Where the code would otherwise have issued a question, it proceeds as if you
answered 'yes, do it'.
If you use --force, it can open up *extra* things the code allows to happen.
Without it, the code would just give an error 'I'm not going to let you do that'.
So, the number of --force options supplied controls *what* the code lets you do.
--yes just controls whether or not you get interactive prompts advising you
what will happen and giving you chances to bail out.
> The first misunderstanding was the use of -f in lvm toos. Because I can
> not see -y|--yes in the documentation I simply used force for not asking
> questions about active volumes to be removed. This can be fixed, if '-y'
> really works.
I can see things missing from the man pages...
> The other is, that using -y option to answer yes to umount mounted file
> system to be checked is ok, but then running fsck with that '-y' option
> does not make sense and it is also dangerous. But Zdenek is convinced
> that it has to stay there (I say it is a bug).
Well what we could do there is:
--yes only: we do NOT supply -y to fsck. (Ideally we'd like to choose
non-interactive options though i.e. if it hits something that would
normally require an interactive response, then instead of prompting,
fail the operation. Perhaps -y should map to 'fsck -n' OR 'fsck -p'?

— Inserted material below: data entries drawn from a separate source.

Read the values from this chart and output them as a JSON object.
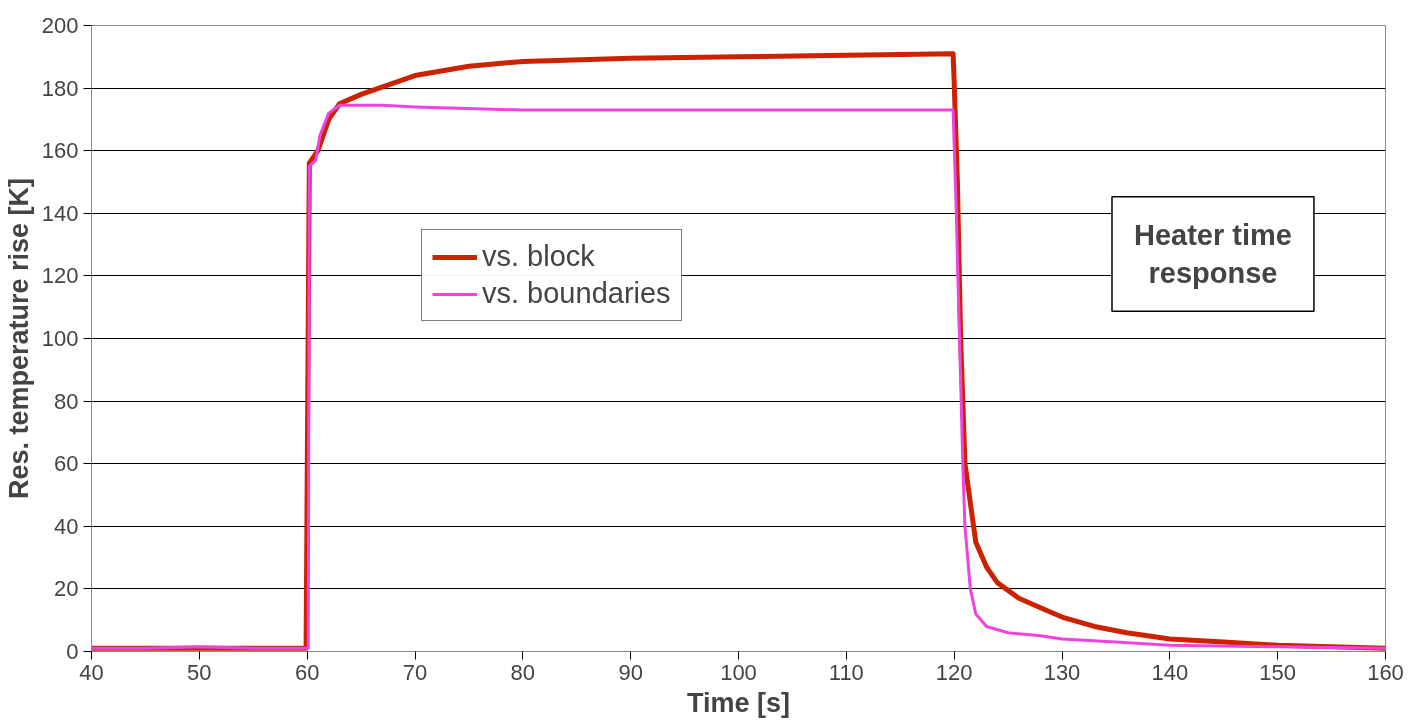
{
  "chart_data": {
    "type": "line",
    "xlabel": "Time [s]",
    "ylabel": "Res. temperature rise [K]",
    "xlim": [
      40,
      160
    ],
    "ylim": [
      0,
      200
    ],
    "xticks": [
      40,
      50,
      60,
      70,
      80,
      90,
      100,
      110,
      120,
      130,
      140,
      150,
      160
    ],
    "yticks": [
      0,
      20,
      40,
      60,
      80,
      100,
      120,
      140,
      160,
      180,
      200
    ],
    "grid": "y",
    "legend": "left",
    "line_style": "solid",
    "marker": "none",
    "annotations": [
      "Heater time response"
    ],
    "series": [
      {
        "name": "vs. block",
        "color": "#cc2200",
        "x": [
          40,
          45,
          50,
          55,
          59.9,
          60.2,
          61,
          62,
          63,
          65,
          70,
          75,
          80,
          90,
          100,
          110,
          119.9,
          120,
          120.3,
          120.6,
          121,
          122,
          123,
          124,
          126,
          128,
          130,
          133,
          136,
          140,
          145,
          150,
          160
        ],
        "values": [
          1,
          1,
          1,
          1,
          1,
          156,
          160,
          170,
          175,
          178,
          184,
          187,
          188.5,
          189.5,
          190,
          190.5,
          191,
          182,
          150,
          100,
          60,
          35,
          27,
          22,
          17,
          14,
          11,
          8,
          6,
          4,
          3,
          2,
          1
        ]
      },
      {
        "name": "vs. boundaries",
        "color": "#ee44dd",
        "x": [
          40,
          45,
          50,
          55,
          60.1,
          60.2,
          60.8,
          61.2,
          62,
          63,
          67,
          70,
          80,
          90,
          100,
          110,
          119.9,
          120.2,
          120.5,
          120.8,
          121,
          121.5,
          122,
          123,
          125,
          128,
          130,
          135,
          140,
          150,
          160
        ],
        "values": [
          1,
          1,
          1.5,
          1,
          1,
          155,
          157,
          165,
          172,
          174.5,
          174.5,
          174,
          173,
          173,
          173,
          173,
          173,
          140,
          100,
          60,
          40,
          20,
          12,
          8,
          6,
          5,
          4,
          3,
          2,
          1.5,
          1
        ]
      }
    ]
  }
}
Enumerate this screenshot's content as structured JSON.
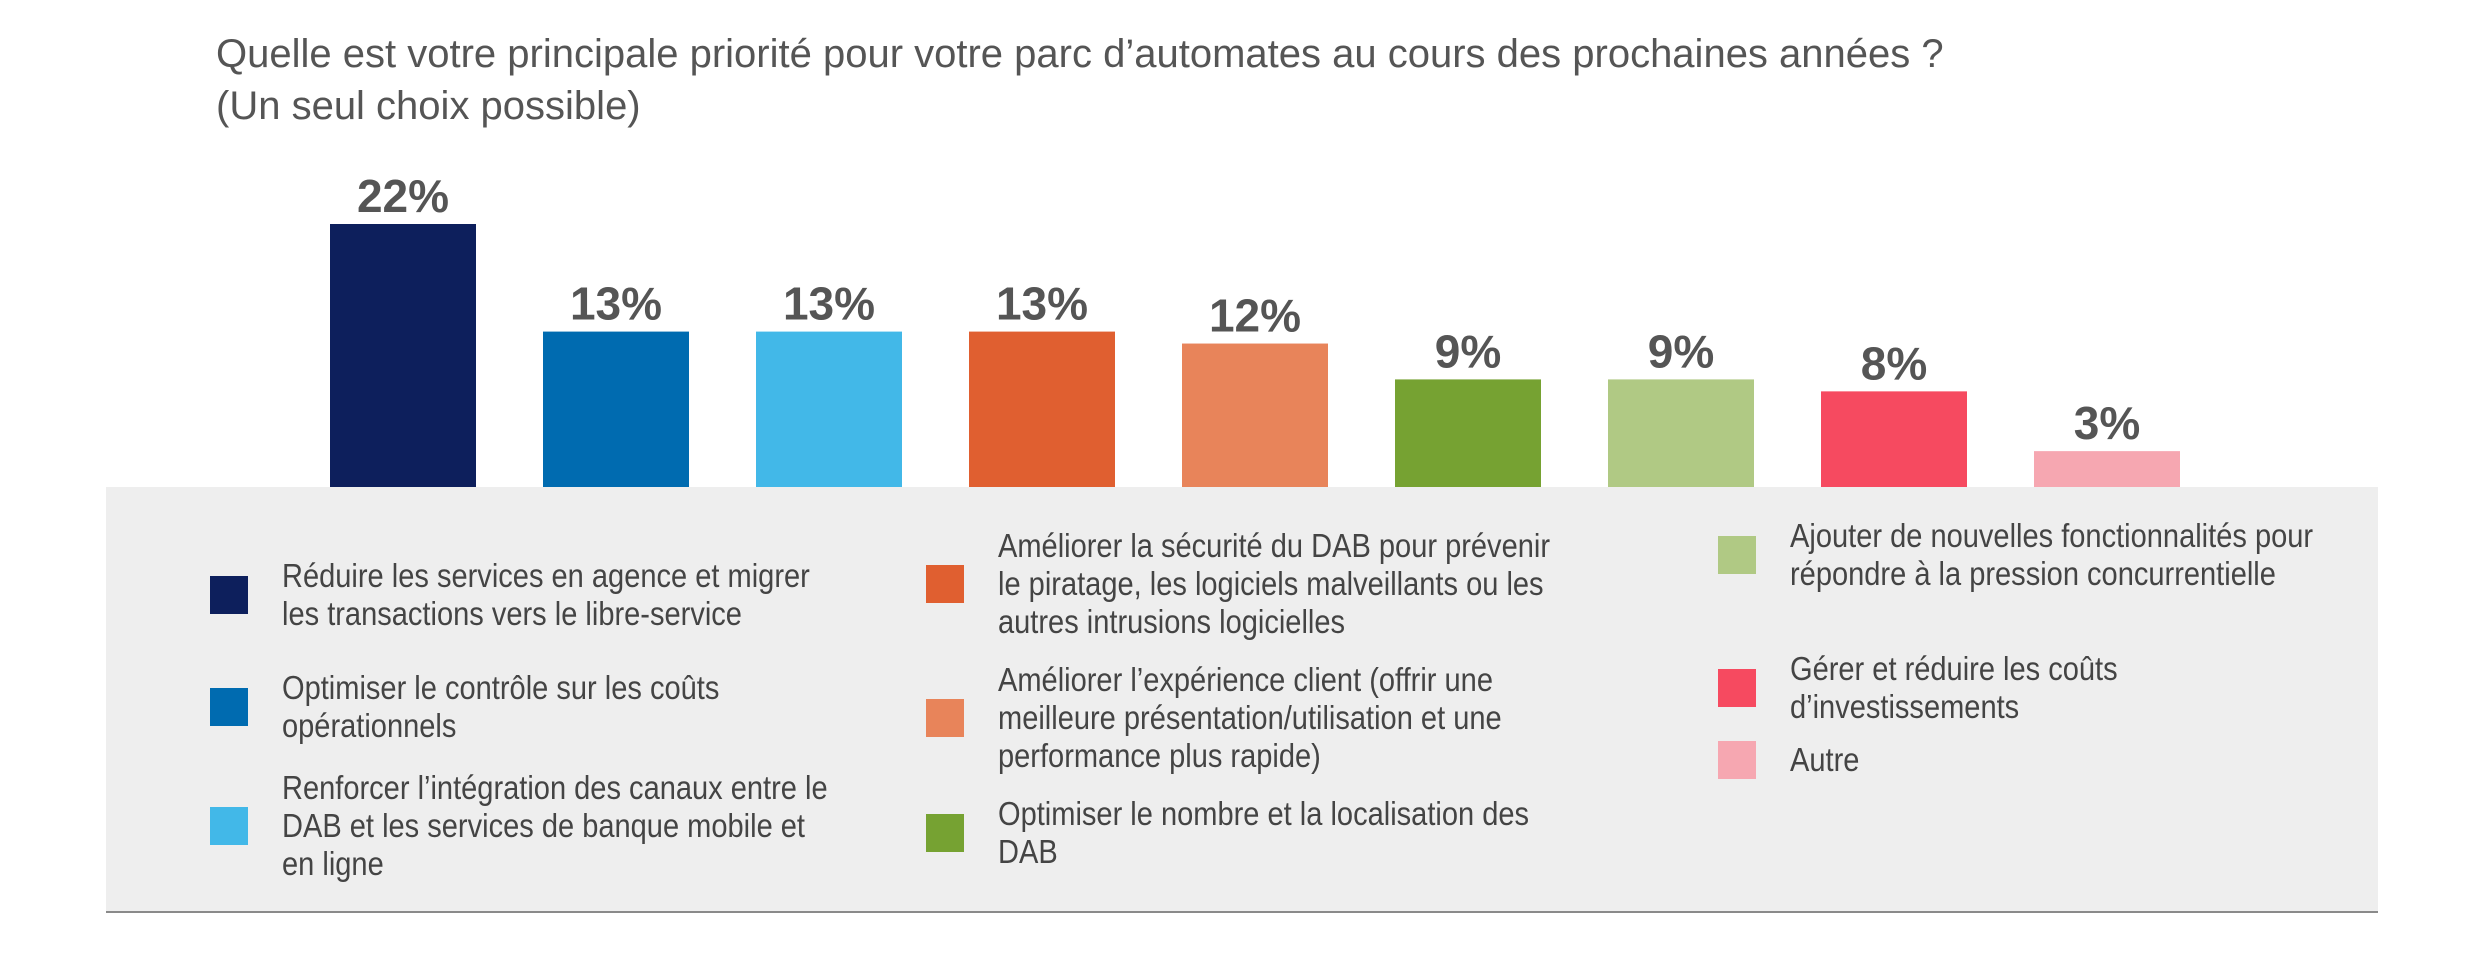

It should be non-interactive AND safe.)
--force --yes: This could perhaps map to -y, if there's a case
for that. Or perhaps '--force --force --yes'
> lvresize as well, where you have to use "--nofsck" (which is broken btw).
The reason for --nofsck is if you *know* the filesystem is ok because you
already ran a check (for example). But if the fs is indeed ok, won't a basic
fsck be fast anyway, (just checking fs state in superblock rather than
performing a full check) such that it doesn't matter if it gets run again?